Parenteral iron is used for
1. To correct the Hemoglobin deficiency
2. Provide the patient with at least 500 mg of iron stores.
3. To give small doses of parenteral iron over a protracted period – This is usually done in dialysis centers to augment the response to recombinant erythropoietin therapy.100 mg of elemental iron is given weekly for 10 weeks.

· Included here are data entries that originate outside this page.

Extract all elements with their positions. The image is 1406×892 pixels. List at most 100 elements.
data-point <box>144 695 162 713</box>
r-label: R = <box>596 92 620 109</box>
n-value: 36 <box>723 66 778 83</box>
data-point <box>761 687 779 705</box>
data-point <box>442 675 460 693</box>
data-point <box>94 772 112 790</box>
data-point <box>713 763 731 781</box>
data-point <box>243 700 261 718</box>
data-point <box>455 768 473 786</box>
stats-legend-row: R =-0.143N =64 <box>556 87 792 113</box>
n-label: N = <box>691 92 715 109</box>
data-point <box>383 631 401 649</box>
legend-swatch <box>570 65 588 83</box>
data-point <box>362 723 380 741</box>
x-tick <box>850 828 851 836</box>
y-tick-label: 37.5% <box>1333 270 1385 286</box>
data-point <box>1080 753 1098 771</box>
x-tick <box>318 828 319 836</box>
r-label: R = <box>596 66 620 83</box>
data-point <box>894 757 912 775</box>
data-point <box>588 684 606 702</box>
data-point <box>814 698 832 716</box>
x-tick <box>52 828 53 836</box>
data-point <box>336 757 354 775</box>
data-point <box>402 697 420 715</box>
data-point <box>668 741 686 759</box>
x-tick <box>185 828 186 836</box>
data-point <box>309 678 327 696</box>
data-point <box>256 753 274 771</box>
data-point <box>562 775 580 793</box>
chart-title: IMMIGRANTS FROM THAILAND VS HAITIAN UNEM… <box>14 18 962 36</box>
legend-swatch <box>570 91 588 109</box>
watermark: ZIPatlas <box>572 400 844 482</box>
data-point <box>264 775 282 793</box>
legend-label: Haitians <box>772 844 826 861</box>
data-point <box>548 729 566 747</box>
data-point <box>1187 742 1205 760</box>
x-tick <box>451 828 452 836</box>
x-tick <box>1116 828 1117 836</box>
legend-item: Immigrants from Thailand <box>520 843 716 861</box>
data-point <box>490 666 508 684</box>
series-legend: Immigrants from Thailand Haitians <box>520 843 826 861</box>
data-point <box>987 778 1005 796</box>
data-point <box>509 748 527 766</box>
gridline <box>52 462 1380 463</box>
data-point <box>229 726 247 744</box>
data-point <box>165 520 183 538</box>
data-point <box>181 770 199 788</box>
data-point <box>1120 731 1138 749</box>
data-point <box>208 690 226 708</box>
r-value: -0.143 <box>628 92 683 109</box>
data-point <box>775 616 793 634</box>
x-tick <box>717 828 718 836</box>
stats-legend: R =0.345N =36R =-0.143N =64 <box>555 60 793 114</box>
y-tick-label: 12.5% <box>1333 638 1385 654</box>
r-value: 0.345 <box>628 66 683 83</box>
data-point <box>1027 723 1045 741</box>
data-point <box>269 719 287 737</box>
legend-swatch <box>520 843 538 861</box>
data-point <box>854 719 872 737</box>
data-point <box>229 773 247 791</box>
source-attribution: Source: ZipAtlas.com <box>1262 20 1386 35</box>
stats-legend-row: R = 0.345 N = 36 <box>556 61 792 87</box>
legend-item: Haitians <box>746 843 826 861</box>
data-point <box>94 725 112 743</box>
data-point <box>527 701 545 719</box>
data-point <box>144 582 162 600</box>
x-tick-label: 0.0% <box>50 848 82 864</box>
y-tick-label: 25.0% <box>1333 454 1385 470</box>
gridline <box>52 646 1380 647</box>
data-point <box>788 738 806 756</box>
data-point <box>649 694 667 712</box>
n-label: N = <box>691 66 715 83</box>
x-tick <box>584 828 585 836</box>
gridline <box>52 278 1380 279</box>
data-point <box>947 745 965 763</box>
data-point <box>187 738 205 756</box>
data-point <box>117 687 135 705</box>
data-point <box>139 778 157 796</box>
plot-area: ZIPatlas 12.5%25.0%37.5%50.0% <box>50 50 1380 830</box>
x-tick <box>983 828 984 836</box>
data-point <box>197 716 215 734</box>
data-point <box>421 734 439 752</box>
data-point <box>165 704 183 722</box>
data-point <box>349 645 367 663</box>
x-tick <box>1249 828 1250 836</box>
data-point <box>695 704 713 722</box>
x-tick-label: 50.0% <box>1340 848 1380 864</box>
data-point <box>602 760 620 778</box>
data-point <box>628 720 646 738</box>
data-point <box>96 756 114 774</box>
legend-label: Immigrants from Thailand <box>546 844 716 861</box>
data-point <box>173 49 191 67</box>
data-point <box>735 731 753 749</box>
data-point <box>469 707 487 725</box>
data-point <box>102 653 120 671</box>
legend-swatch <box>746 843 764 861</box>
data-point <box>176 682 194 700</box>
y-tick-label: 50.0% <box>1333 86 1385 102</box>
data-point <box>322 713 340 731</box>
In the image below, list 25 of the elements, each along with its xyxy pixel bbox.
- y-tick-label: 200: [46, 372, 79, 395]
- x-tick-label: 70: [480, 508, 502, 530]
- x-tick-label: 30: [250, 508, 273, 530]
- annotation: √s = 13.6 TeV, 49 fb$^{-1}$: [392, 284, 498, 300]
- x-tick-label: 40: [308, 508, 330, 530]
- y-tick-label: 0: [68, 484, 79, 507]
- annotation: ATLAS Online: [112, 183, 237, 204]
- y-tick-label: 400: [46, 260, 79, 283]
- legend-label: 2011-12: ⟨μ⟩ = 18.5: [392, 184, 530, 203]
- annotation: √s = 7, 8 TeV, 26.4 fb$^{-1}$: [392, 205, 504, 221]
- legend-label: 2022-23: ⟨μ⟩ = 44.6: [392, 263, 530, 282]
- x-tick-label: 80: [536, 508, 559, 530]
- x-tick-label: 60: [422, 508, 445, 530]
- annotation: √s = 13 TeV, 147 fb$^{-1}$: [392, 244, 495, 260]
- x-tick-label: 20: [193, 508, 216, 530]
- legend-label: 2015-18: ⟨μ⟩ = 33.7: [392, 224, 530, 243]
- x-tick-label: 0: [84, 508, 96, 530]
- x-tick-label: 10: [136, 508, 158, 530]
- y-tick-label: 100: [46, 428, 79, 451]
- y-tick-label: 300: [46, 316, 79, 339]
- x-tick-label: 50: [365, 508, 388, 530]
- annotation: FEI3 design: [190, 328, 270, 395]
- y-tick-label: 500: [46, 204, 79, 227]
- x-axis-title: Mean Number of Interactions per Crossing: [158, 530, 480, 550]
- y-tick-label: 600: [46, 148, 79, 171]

Anaphylaxis is the major concern while administering iron dextran.It is never seen in newer preparations.Patients who are sensitive to iron dextran are treated with iron gluconate.Factors associated with serious anaphylactic like reaction are previous history of allergies or prior allergic reaction to dextran.Generalised symptoms like arthralgias, skin rash, low grade fever appearing several days after infusion of large amounts of iron can be noted. If large amounts of iron (>100 mg) is to be administered, the iron preparation should be diluted in 5% dextrose in water or 0.9% NaCl solution.The preparation is infused over a period of 60 to 90 mins.A test dose of 25 mg of parenteral iron is recommended. If early in infusion of iron, systemic symptoms like chest pain, wheezing or a fall in blood pressure is noted, the infusion must be stopped immediately.

Oral Iron Therapy:
It is treatment of choice in patients with established, asymptomatic iron deficiency anemia. Daily dose of 300 mg of elemental iron is given in 3 or 4 divided doses. It causes absorption of 50 mg of elemental iron per day. This supports a erythrocyte production of two to three times that of normal. Oral iron tablets should be taken empty stomach because some foods interfere with the obsorption of iron in the intestines (phytates and phosphates reduce its absorption by 50%). Iron stores of 500 to 1000 mg should be achieved along with correction of the deficiency. To achieve this, sustained treatment for 6 to 12 months is needed. Ascorbic acid helps in the absorption of iron.

Gastrointestinal distress is the most common adverse effect of oral iron therapy. Abdominal pain, nausea, vomiting and constipation are usually seen

Generic Name

Tablet (iron content) in mg

Ferrous Sulfate

Extended release

325 (65)

525 (105)

Ferrous fumarate

325 (107)

Ferrous gluconate

325 (39)

Polysaccharide iron

150 (150)


Response – Typically reticulocyte count should begin to increase within 4 to 7 days and peaks at 1.5 weeks. In absence of good response due to incompliance or poor absorption, parenteral therapy should be considered.

Transfusion Therapy:
This is considered in patients with symptoms of anemia, cardiovascular instability and excessive bleeding. Transfusion not only corrects anemia, but also the transfused RBC provide with iron for reutilization.